The Marvel Vs. Capcom series is no stranger to having simple endings, and it’s something that Marvel Vs. Capcom: Infinite sorely needs. Similarly dividing the eras of Marvel Vs. Capcom in the way that Street Fighter V: Arcade Edition does would both add extra replay value and celebrate the history of the Marvel Vs. Capcom series. Capcom doesn’t need to add the likes of Onslaught, Abyss and Galactus into Infinite (though, admittedly, that would be pretty cool), but simply just have conclusions for each era that reflect the original Marvel Vs. Capcom, 2, etc. Going through Infinite’s roster (including DLC) and replacing X for the original Mega Man and you’ve got 9 characters from the first MvC in Infinite: Spider-Man, Venom, Hulk, Captain America, Strider, Ryu, Chun-Li, Mega Man, Morrigan and if you want to, add Iron Man with a different color as that’s all War Machine was in the first Marvel Vs. Capcom and you’ve got a bracket of five matches. This is on part with the lowest tier in Street Fighter V: Arcade Edition, that of the original Street Fighter. A lot of MvC:I’s roster returns from Marvel Vs. Capcom 3 and its Ultimate Edition and those who were in MvC 2 are holdovers from the first game in the series with the addition of Thanos.

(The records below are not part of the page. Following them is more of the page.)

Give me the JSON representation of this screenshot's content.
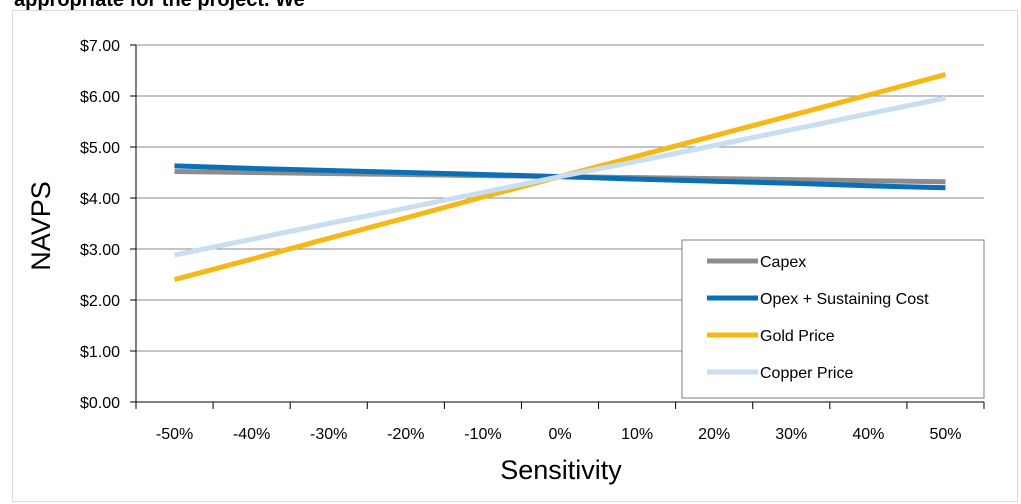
{
  "page": {
    "cut_title": "appropriate for the project. We"
  },
  "chart_data": {
    "type": "line",
    "title": "",
    "xlabel": "Sensitivity",
    "ylabel": "NAVPS",
    "x": [
      -50,
      -40,
      -30,
      -20,
      -10,
      0,
      10,
      20,
      30,
      40,
      50
    ],
    "x_tick_labels": [
      "-50%",
      "-40%",
      "-30%",
      "-20%",
      "-10%",
      "0%",
      "10%",
      "20%",
      "30%",
      "40%",
      "50%"
    ],
    "y_tick_labels": [
      "$0.00",
      "$1.00",
      "$2.00",
      "$3.00",
      "$4.00",
      "$5.00",
      "$6.00",
      "$7.00"
    ],
    "ylim": [
      0,
      7
    ],
    "grid": "horizontal",
    "legend_position": "bottom-right",
    "series": [
      {
        "name": "Capex",
        "color": "#8c8c8c",
        "values": [
          4.52,
          4.5,
          4.48,
          4.46,
          4.44,
          4.42,
          4.4,
          4.38,
          4.36,
          4.34,
          4.32
        ]
      },
      {
        "name": "Opex + Sustaining Cost",
        "color": "#0a6fb5",
        "values": [
          4.63,
          4.58,
          4.54,
          4.5,
          4.46,
          4.42,
          4.37,
          4.33,
          4.29,
          4.24,
          4.2
        ]
      },
      {
        "name": "Gold Price",
        "color": "#f5b816",
        "values": [
          2.4,
          2.8,
          3.21,
          3.61,
          4.02,
          4.42,
          4.82,
          5.22,
          5.62,
          6.02,
          6.42
        ]
      },
      {
        "name": "Copper Price",
        "color": "#c9def0",
        "values": [
          2.88,
          3.19,
          3.5,
          3.8,
          4.11,
          4.42,
          4.72,
          5.03,
          5.34,
          5.65,
          5.96
        ]
      }
    ]
  }
}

Barely two months after launch, rumors began circulating that Capcom was planning future updates to help Marvel Vs. Capcom: Infinite’s image including adding characters from the X-Men camp (something that’s more than likely a possibility given that Disney is in the process of acquiring Fox’s film assets) and while that will do a lot to bring people back to Infinite, it still needs more than just new characters. For those who play solely online, new characters are great, but in order to compete with the likes of Injustice 2 and Tekken 7, Capcom needs to give players who play offline more to do. For that, they need to look no further than the just released Street Fighter V: Arcade Edition, which is the version of that game that I, someone who doesn’t play fighting games competitively, threw my limited gaming budget at.